Tatiana Likhomanenko edited this page Dec 10, 2019 · 1 revision

1. flashlight

wav2letter++ uses flashlight as its core ML backend.

  • Please follow the provided install procedures.
  • wav2letter++ requires flashlight built with distributed training enabled (default).

2. KenLM

wav2letter++ uses KenLM to allow beam-search decoding with an n-gram language model.

  • At least one of LZMA, BZip2, or Z is required for LM compression with KenLM.
  • It is highly recommended to build KenLM with position-independent code (-fPIC) enabled, to enable python compatibility.
  • After installing, run export KENLM_ROOT_DIR=... so that wav2letter++ can find it. This is needed because KenLM doesn't support a make install step.

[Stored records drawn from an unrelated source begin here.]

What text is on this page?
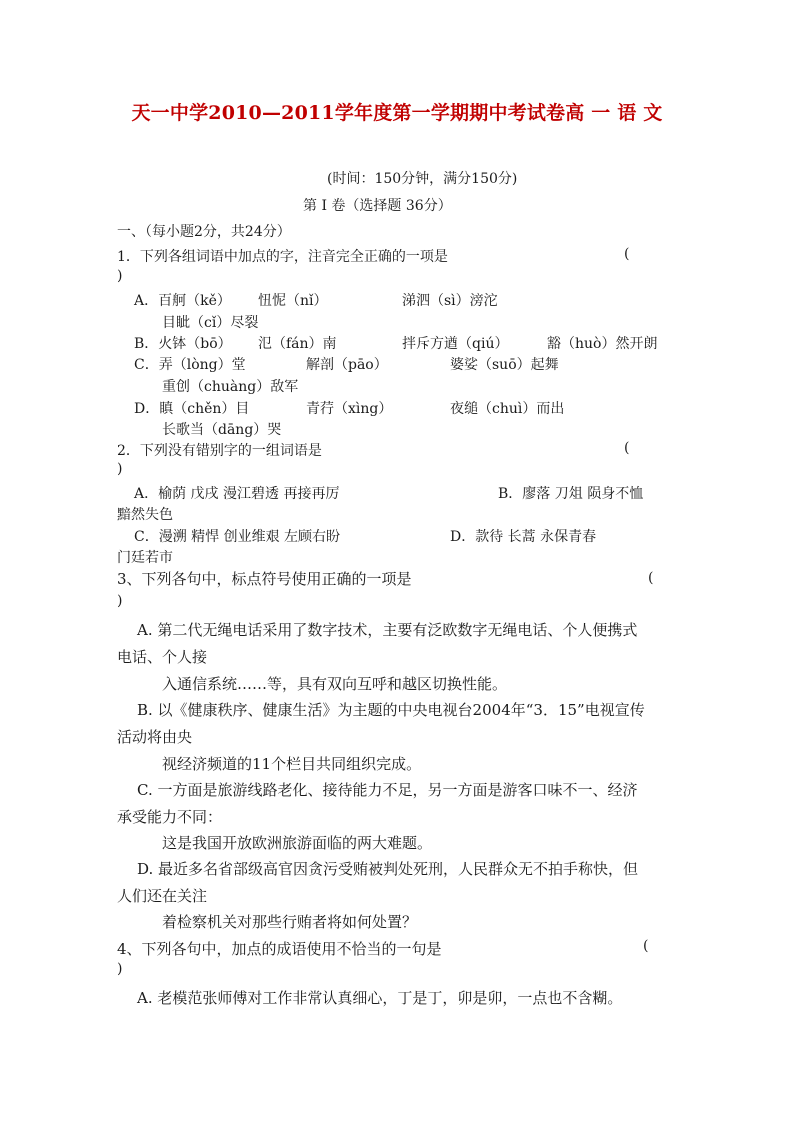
天一中学2010—2011学年度第一学期期中考试卷高 一 语 文
(时间：150分钟，满分150分)
第 I 卷（选择题 36分）
一、（每小题2分，共24分）
1．下列各组词语中加点的字，注音完全正确的一项是	(
)
A．百舸（kě） 忸怩（nǐ）	涕泗（sì）滂沱
目眦（cǐ）尽裂
B．火钵（bō） 氾（fán）南	拌斥方遒（qiú）	豁（huò）然开朗
C．弄（lòng）堂	解剖（pāo）	婆娑（suō）起舞
重创（chuàng）敌军
D．瞋（chěn）目	青荇（xìng）	夜缒（chuì）而出
长歌当（dāng）哭
2．下列没有错别字的一组词语是	(
)
A．榆荫 戊戌 漫江碧透 再接再厉	B．廖落 刀俎 陨身不恤
黯然失色
C．漫溯 精悍 创业维艰 左顾右盼	D．款待 长蒿 永保青春
门廷若市
3、下列各句中，标点符号使用正确的一项是	(
)
A. 第二代无绳电话采用了数字技术，主要有泛欧数字无绳电话、个人便携式
电话、个人接
入通信系统……等，具有双向互呼和越区切换性能。
B. 以《健康秩序、健康生活》为主题的中央电视台2004年“3．15”电视宣传
活动将由央
视经济频道的11个栏目共同组织完成。
C. 一方面是旅游线路老化、接待能力不足，另一方面是游客口味不一、经济
承受能力不同：
这是我国开放欧洲旅游面临的两大难题。
D. 最近多名省部级高官因贪污受贿被判处死刑，人民群众无不拍手称快，但
人们还在关注
着检察机关对那些行贿者将如何处置？
4、下列各句中，加点的成语使用不恰当的一句是	(
)
A. 老模范张师傅对工作非常认真细心，丁是丁，卯是卯，一点也不含糊。
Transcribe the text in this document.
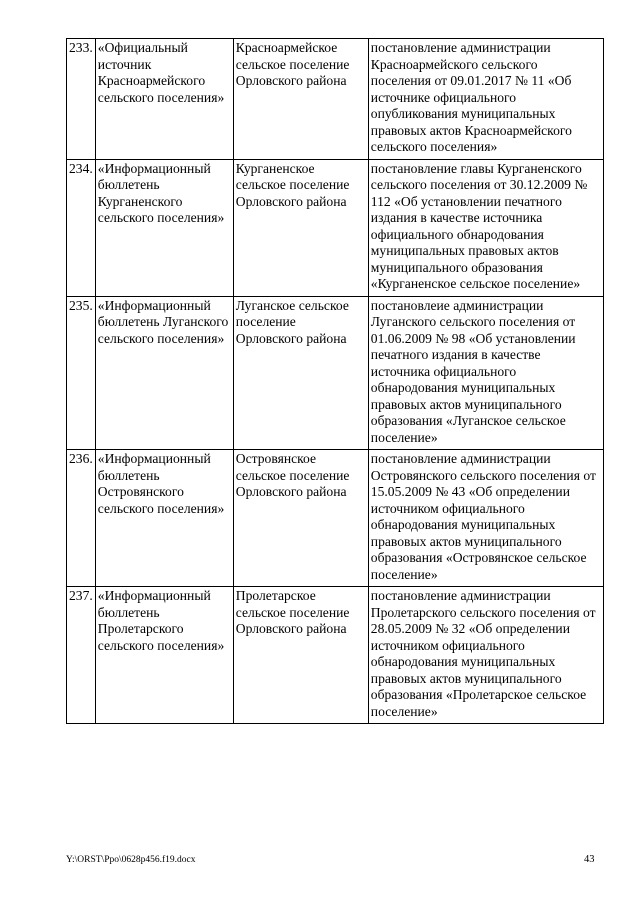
233.	«Официальный источник Красноармейского сельского поселения»	Красноармейское сельское поселение Орловского района	постановление администрации Красноармейского сельского поселения от 09.01.2017 № 11 «Об источнике официального опубликования муниципальных правовых актов Красноармейского сельского поселения»
234.	«Информационный бюллетень Курганенского сельского поселения»	Курганенское сельское поселение Орловского района	постановление главы Курганенского сельского поселения от 30.12.2009 № 112 «Об установлении печатного издания в качестве источника официального обнародования муниципальных правовых актов муниципального образования «Курганенское сельское поселение»
235.	«Информационный бюллетень Луганского сельского поселения»	Луганское сельское поселение Орловского района	постановлеие администрации Луганского сельского поселения от 01.06.2009 № 98 «Об установлении печатного издания в качестве источника официального обнародования муниципальных правовых актов муниципального образования «Луганское сельское поселение»
236.	«Информационный бюллетень Островянского сельского поселения»	Островянское сельское поселение Орловского района	постановление администрации Островянского сельского поселения от 15.05.2009 № 43 «Об определении источником официального обнародования муниципальных правовых актов муниципального образования «Островянское сельское поселение»
237.	«Информационный бюллетень Пролетарского сельского поселения»	Пролетарское сельское поселение Орловского района	постановление администрации Пролетарского сельского поселения от 28.05.2009 № 32 «Об определении источником официального обнародования муниципальных правовых актов муниципального образования «Пролетарское сельское поселение»
Y:\ORST\Ppo\0628p456.f19.docx	43
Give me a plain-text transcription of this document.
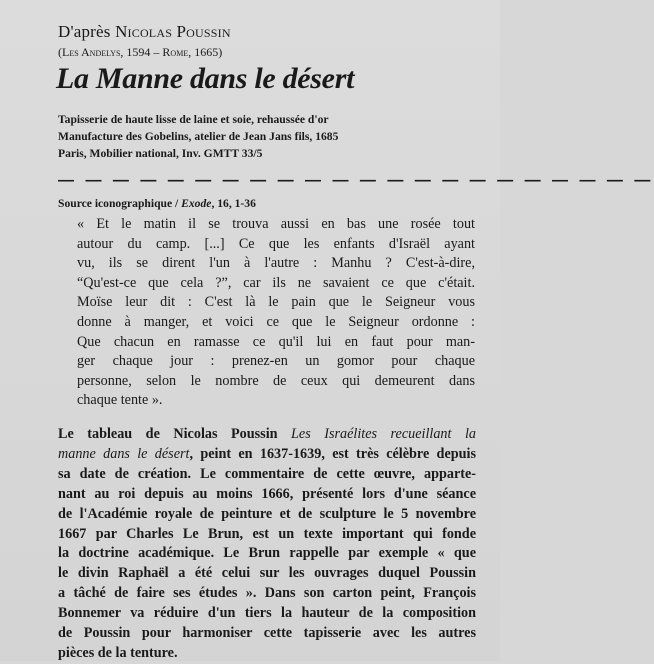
D'après Nicolas Poussin
(Les Andelys, 1594 – Rome, 1665)
La Manne dans le désert
Tapisserie de haute lisse de laine et soie, rehaussée d'or
Manufacture des Gobelins, atelier de Jean Jans fils, 1685
Paris, Mobilier national, Inv. GMTT 33/5
— — — — — — — — — — — — — — — — — — — — — —
Source iconographique / Exode, 16, 1-36
« Et le matin il se trouva aussi en bas une rosée tout
autour du camp. [...] Ce que les enfants d'Israël ayant
vu, ils se dirent l'un à l'autre : Manhu ? C'est-à-dire,
“Qu'est-ce que cela ?”, car ils ne savaient ce que c'était.
Moïse leur dit : C'est là le pain que le Seigneur vous
donne à manger, et voici ce que le Seigneur ordonne :
Que chacun en ramasse ce qu'il lui en faut pour man-
ger chaque jour : prenez-en un gomor pour chaque
personne, selon le nombre de ceux qui demeurent dans
chaque tente ».
Le tableau de Nicolas Poussin Les Israélites recueillant la
manne dans le désert, peint en 1637-1639, est très célèbre depuis
sa date de création. Le commentaire de cette œuvre, apparte-
nant au roi depuis au moins 1666, présenté lors d'une séance
de l'Académie royale de peinture et de sculpture le 5 novembre
1667 par Charles Le Brun, est un texte important qui fonde
la doctrine académique. Le Brun rappelle par exemple « que
le divin Raphaël a été celui sur les ouvrages duquel Poussin
a tâché de faire ses études ». Dans son carton peint, François
Bonnemer va réduire d'un tiers la hauteur de la composition
de Poussin pour harmoniser cette tapisserie avec les autres
pièces de la tenture.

Example build commands on Ubuntu:

sudo apt-get install liblzma-dev libbz2-dev libzstd-dev
git clone https://github.com/kpu/kenlm.git
cd kenlm
mkdir -p build && cd build
cmake .. -DCMAKE_BUILD_TYPE=Release -DKENLM_MAX_ORDER=20 -DCMAKE_POSITION_INDEPENDENT_CODE=ON
make -j16
# don't forget to export KENLM_ROOT_DIR

3. Additional Dependencies

The following additional packages are required:

Example (Ubuntu). The following command will install all the above packages:

apt-get install libsndfile1-dev libopenblas-dev libfftw3-dev libgflags-dev libgoogle-glog-dev

4. Optional Notes

The following dependencies should be already installed for flashlight:

  • A C++ compiler with good C++11 support (e.g. g++ >= 4.8)
  • cmake >= 3.5.1, and make
  • CUDA >= 9.2, only if using CUDA backend

The following dependencies are automatically downloaded and built by cmake:

The following dependencies are optional:

  • OpenMP, if present, will be used for better performance.